Hôkaibô's role is significantly changed in the present staging from earlier dramatizations of the story, which is more typical of kabuki adaptations than of versions for the puppets. Hôkaibô desires an heirloom scroll painting of a carp belonging to the family of a young samurai named Yoshida Matsukawa who is disguised as a clerk named Yosuke while working in the Eirakuya pawnshop. Several protagonists in the play intend to acquire the scroll, but Hokaibô manages to steal the painting, replacing it with a tattered subcription banner. Hôkaibô also tries to kidnap Yosuke's lover Okumi (daughter of the Eirakuya owner) from yet another villain also trying to steal her away. Meanwhile, there are a series of complicated developments involving the scroll changing hands, cheap coins substituted for higher value money, a switched love letter said to be from Yosuke to Okumi, but actually written by Hokaibô, and so on.
In a subsequent scene, Hôkaibô fails to seduce and then stabs Yosuke's betrothed Princess Nowake, cruelly and falsely claiming that Yosuke had hired him to kill her so he could be free to be with Okumi. As she dies, Nowake-hime is tormented by jealousy. Hokaibô again fails to seduce Okumi, and is finally killed by Jinza, a curio dealer and Yosuke's friend, who also comes to the aid of the young lovers after Yosuke is unjustly accused of not repaying a debt, helping them to run away disguised as herb sellers. Hôkaibô's ghost appears in the guise of Okumi alongside the real heroine at the Sumidagawa ferry run by Jinza's sister, Oshizu. Fortunately, the ghost's deception is unmasked when it fails to perform a dance miming private events from Okumi's life that only the true Okumi could have known, and the ghost is subdued.
Design
Udon (饂飩 or simply うどん) noodles figure in the tale when Hokaibô orders them from an itinerant vendor, shown in Hokushû's print. Hôkaibô is then startled by noises and drops some gold coins, which he attempts to hide in vain from the vendor by sitting on them. It is one of many humorous vignettes in the play that serve as a counterpoint to the intrigues of the greedy and lustful Hokaibô.

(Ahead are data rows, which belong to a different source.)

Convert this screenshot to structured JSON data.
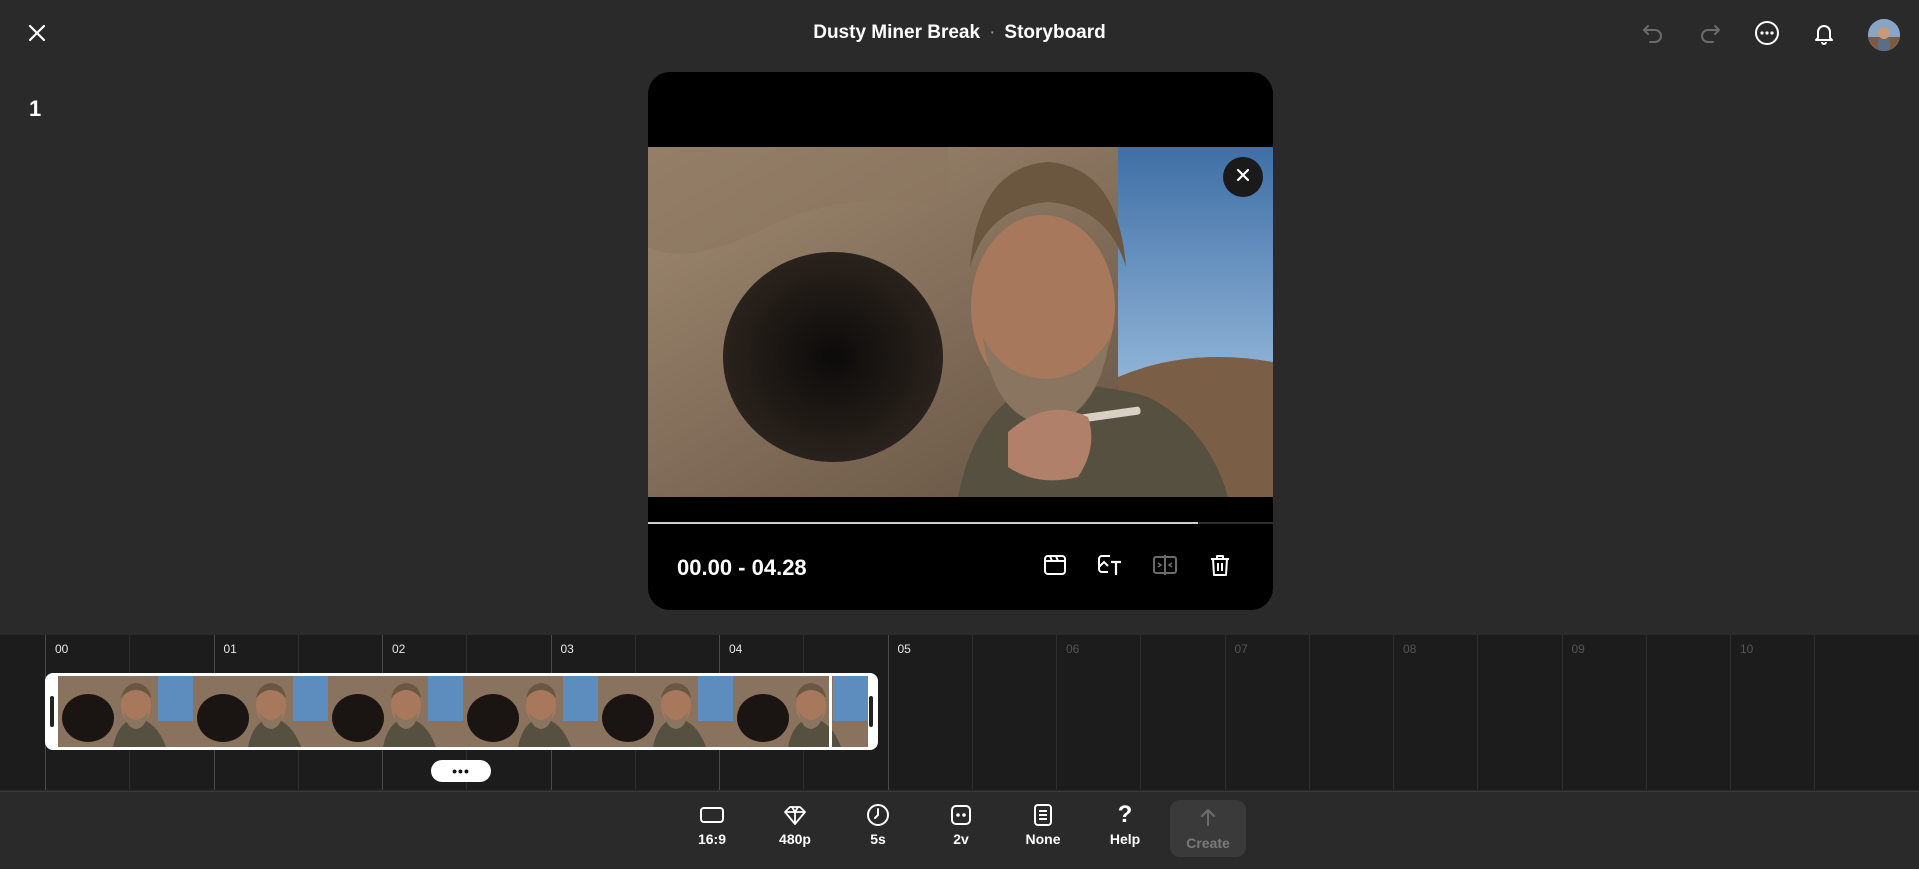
{
  "header": {
    "project_title": "Dusty Miner Break",
    "separator": "·",
    "section": "Storyboard"
  },
  "icons": {
    "close": "close-icon",
    "undo": "undo-icon",
    "redo": "redo-icon",
    "more": "more-options-icon",
    "notifications": "bell-icon",
    "avatar": "user-avatar"
  },
  "preview": {
    "scene_number": "1",
    "timecode": "00.00 - 04.28",
    "playback_progress": 0.88,
    "tools": [
      "storyboard-icon",
      "image-to-text-icon",
      "split-frame-icon",
      "trash-icon"
    ]
  },
  "timeline": {
    "ticks": [
      "00",
      "01",
      "02",
      "03",
      "04",
      "05",
      "06",
      "07",
      "08",
      "09",
      "10"
    ],
    "active_ticks": 6,
    "clip_frames": 6,
    "more_label": "•••"
  },
  "toolbar": {
    "items": [
      {
        "label": "16:9",
        "icon": "aspect-ratio-icon"
      },
      {
        "label": "480p",
        "icon": "diamond-quality-icon"
      },
      {
        "label": "5s",
        "icon": "clock-icon"
      },
      {
        "label": "2v",
        "icon": "variations-icon"
      },
      {
        "label": "None",
        "icon": "preset-icon"
      },
      {
        "label": "Help",
        "icon": "question-icon"
      }
    ],
    "create_label": "Create"
  },
  "colors": {
    "background": "#2a2a2a",
    "card": "#000000",
    "timeline": "#1c1c1c",
    "disabled_text": "#7a7a7a"
  }
}
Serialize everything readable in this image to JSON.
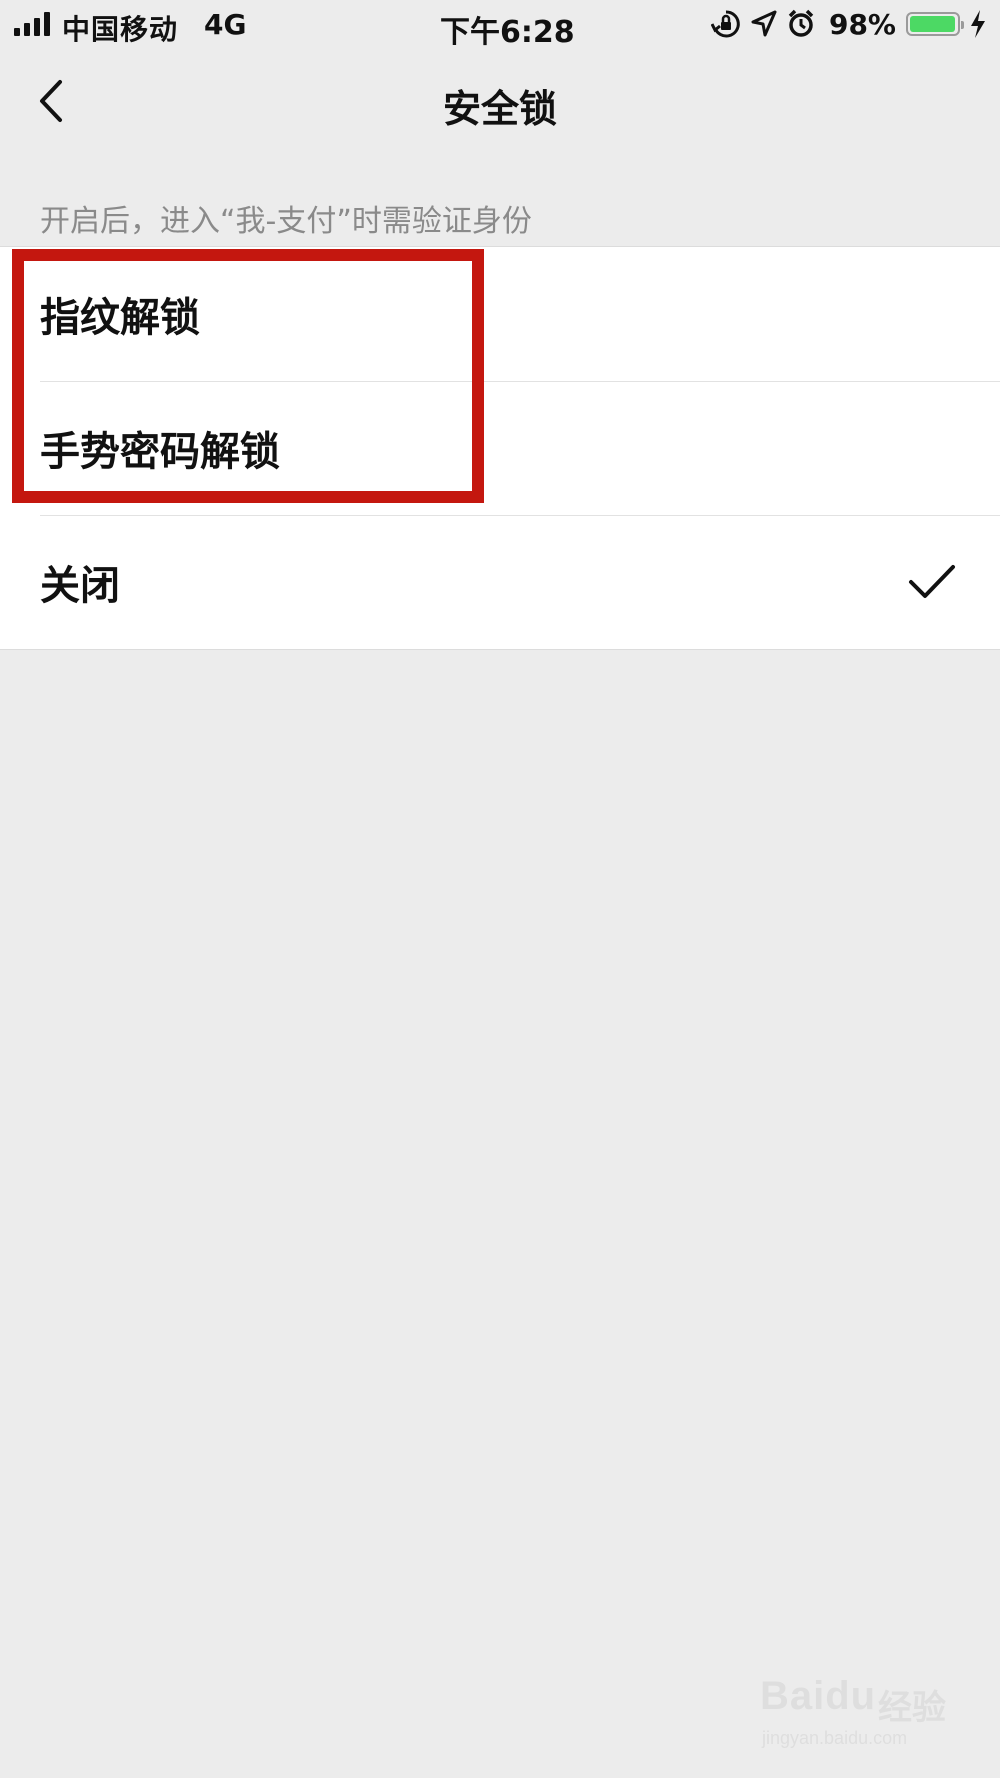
{
  "status_bar": {
    "carrier": "中国移动",
    "network": "4G",
    "time": "下午6:28",
    "battery_percent": "98%",
    "battery_level": 0.98,
    "icons": [
      "signal-icon",
      "orientation-lock-icon",
      "location-icon",
      "alarm-icon",
      "battery-icon",
      "charging-icon"
    ]
  },
  "nav": {
    "title": "安全锁",
    "back_icon": "chevron-left-icon"
  },
  "section": {
    "description": "开启后，进入“我-支付”时需验证身份"
  },
  "options": [
    {
      "label": "指纹解锁",
      "selected": false
    },
    {
      "label": "手势密码解锁",
      "selected": false
    },
    {
      "label": "关闭",
      "selected": true
    }
  ],
  "colors": {
    "background": "#ececec",
    "highlight": "#c4170f",
    "battery": "#4cd964"
  },
  "watermark": {
    "brand": "Baidu",
    "brand_cn": "经验",
    "url": "jingyan.baidu.com"
  }
}
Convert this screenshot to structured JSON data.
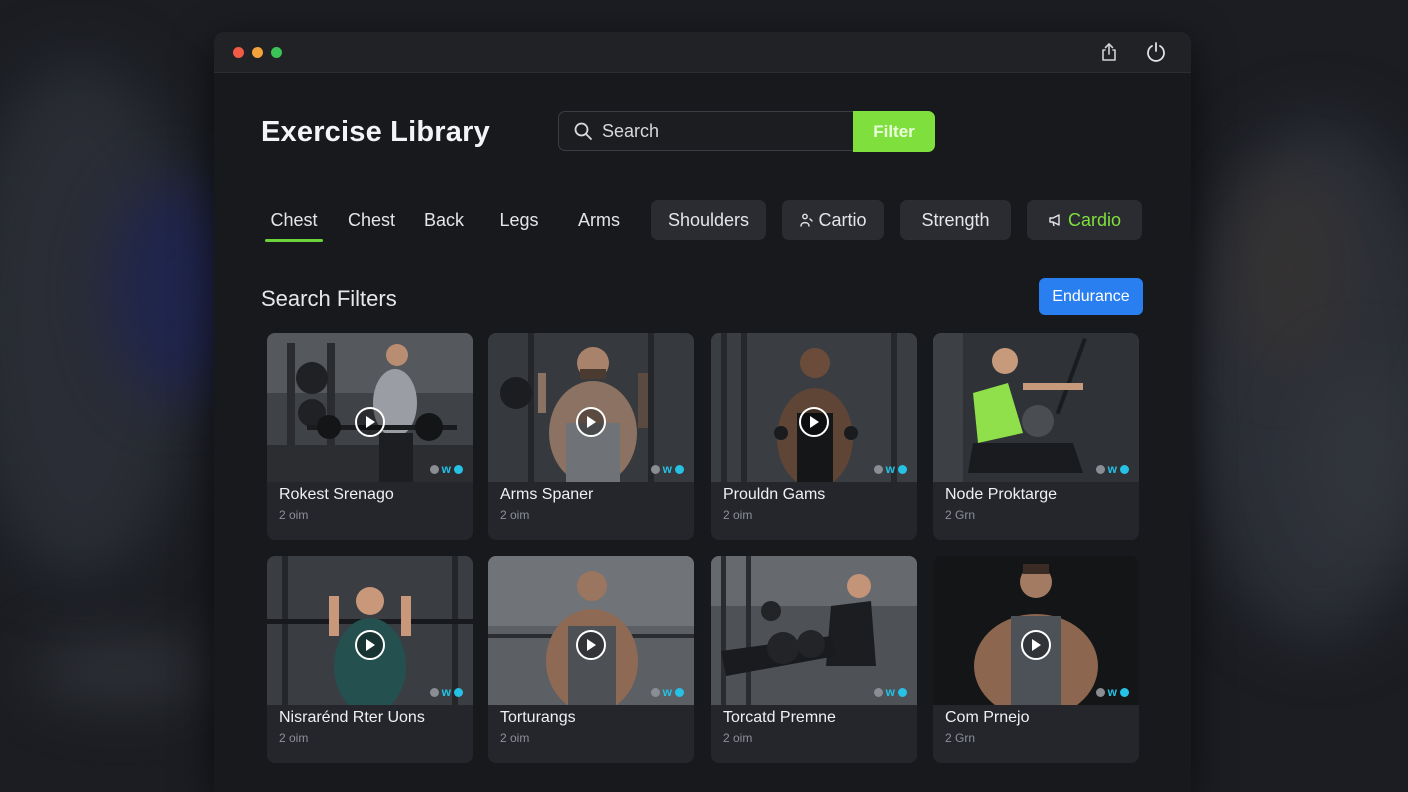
{
  "title": "Exercise Library",
  "search": {
    "placeholder": "Search",
    "button": "Filter"
  },
  "tabs": [
    {
      "label": "Chest",
      "active": true
    },
    {
      "label": "Chest"
    },
    {
      "label": "Back"
    },
    {
      "label": "Legs"
    },
    {
      "label": "Arms"
    },
    {
      "label": "Shoulders"
    },
    {
      "label": "Cartio",
      "icon": "person-icon"
    },
    {
      "label": "Strength"
    },
    {
      "label": "Cardio",
      "icon": "megaphone-icon"
    }
  ],
  "section": {
    "title": "Search Filters",
    "button": "Endurance"
  },
  "exercises": [
    {
      "title": "Rokest Srenago",
      "meta": "2 oim"
    },
    {
      "title": "Arms Spaner",
      "meta": "2 oim"
    },
    {
      "title": "Prouldn Gams",
      "meta": "2 oim"
    },
    {
      "title": "Node Proktarge",
      "meta": "2 Grn"
    },
    {
      "title": "Nisrarénd Rter Uons",
      "meta": "2 oim"
    },
    {
      "title": "Torturangs",
      "meta": "2 oim"
    },
    {
      "title": "Torcatd Premne",
      "meta": "2 oim"
    },
    {
      "title": "Com Prnejo",
      "meta": "2 Grn"
    }
  ],
  "badge_text": "w",
  "colors": {
    "accent_green": "#7fe03d",
    "accent_blue": "#2a7ff0",
    "badge_cyan": "#25c2e6"
  }
}
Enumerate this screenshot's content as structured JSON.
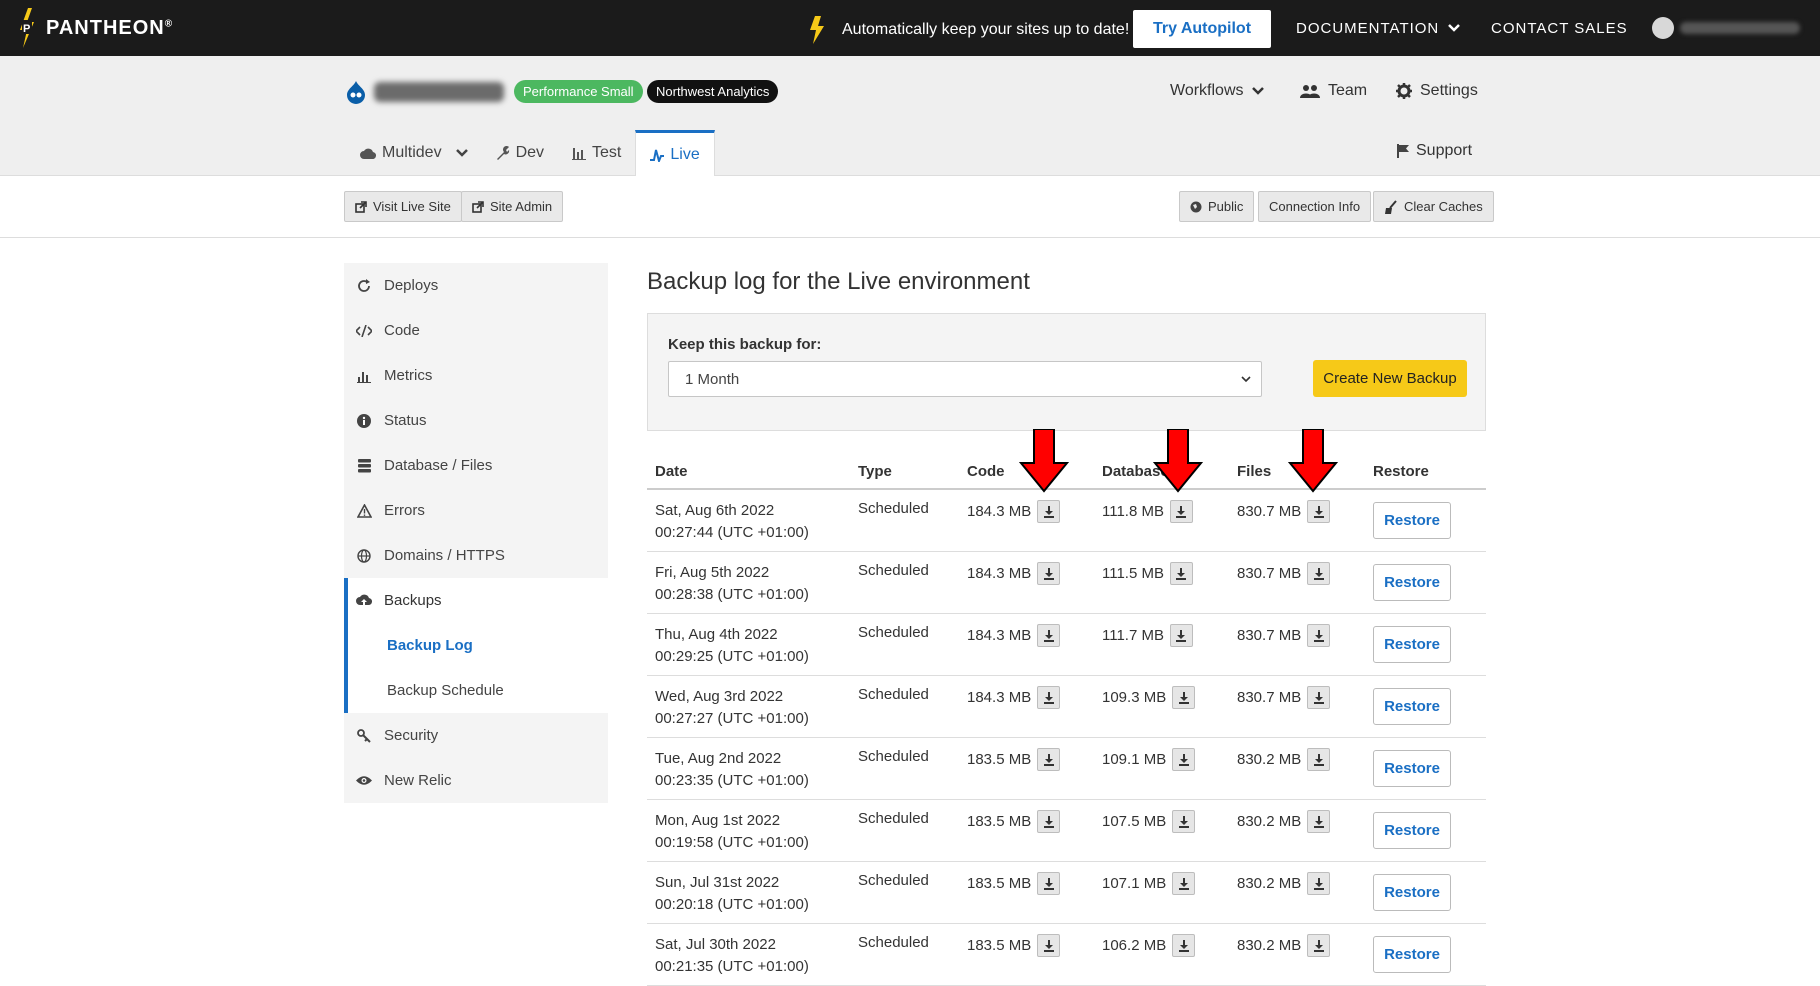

Our impression of Hokushû's print includes Utaemon's name and his role as Hôkaibô at the upper left, unprinted (in reserve), which is difficult to photograph due to low contrast with the background (the inscriptions are more easily seen in person). An earlier impression in Ikeda Bunko Library (IKBYS below) substitutes a poem signed by the actor Utaemon with his literary name Baigyoku (梅玉) and his red eye-shaped writing seal (kakihan: 花押). The verse reads: 堂島のゆかたに衣 北一まい二八のうとん すくひくたまく (Dôjima no yukata ni koromo kita ichimai ni-hachi no udon suku hiku tamaku: In Dojima, I put on a yukata and scoop up "ni-hachi" udon). "Ni-hachi" was the 20-80 proportion of buckwheat (soba) flour to white flour (udon) in the Edo Period, when soba started to become popular.
We have noticed that this particular design seems to disappear rather quickly whenever it becomes available, as it is wanted by (seemingly) every udon restaurant owner in Japan!
References: IKBYS-I, no. 82 (with poem and "Baigyoku" artist seal); NKE, pp. 103 and 623; C.A. Gerstle (ed. and trans.), Chikamatsu: 5 Late Plays. New York, 2001, pp. 36-117.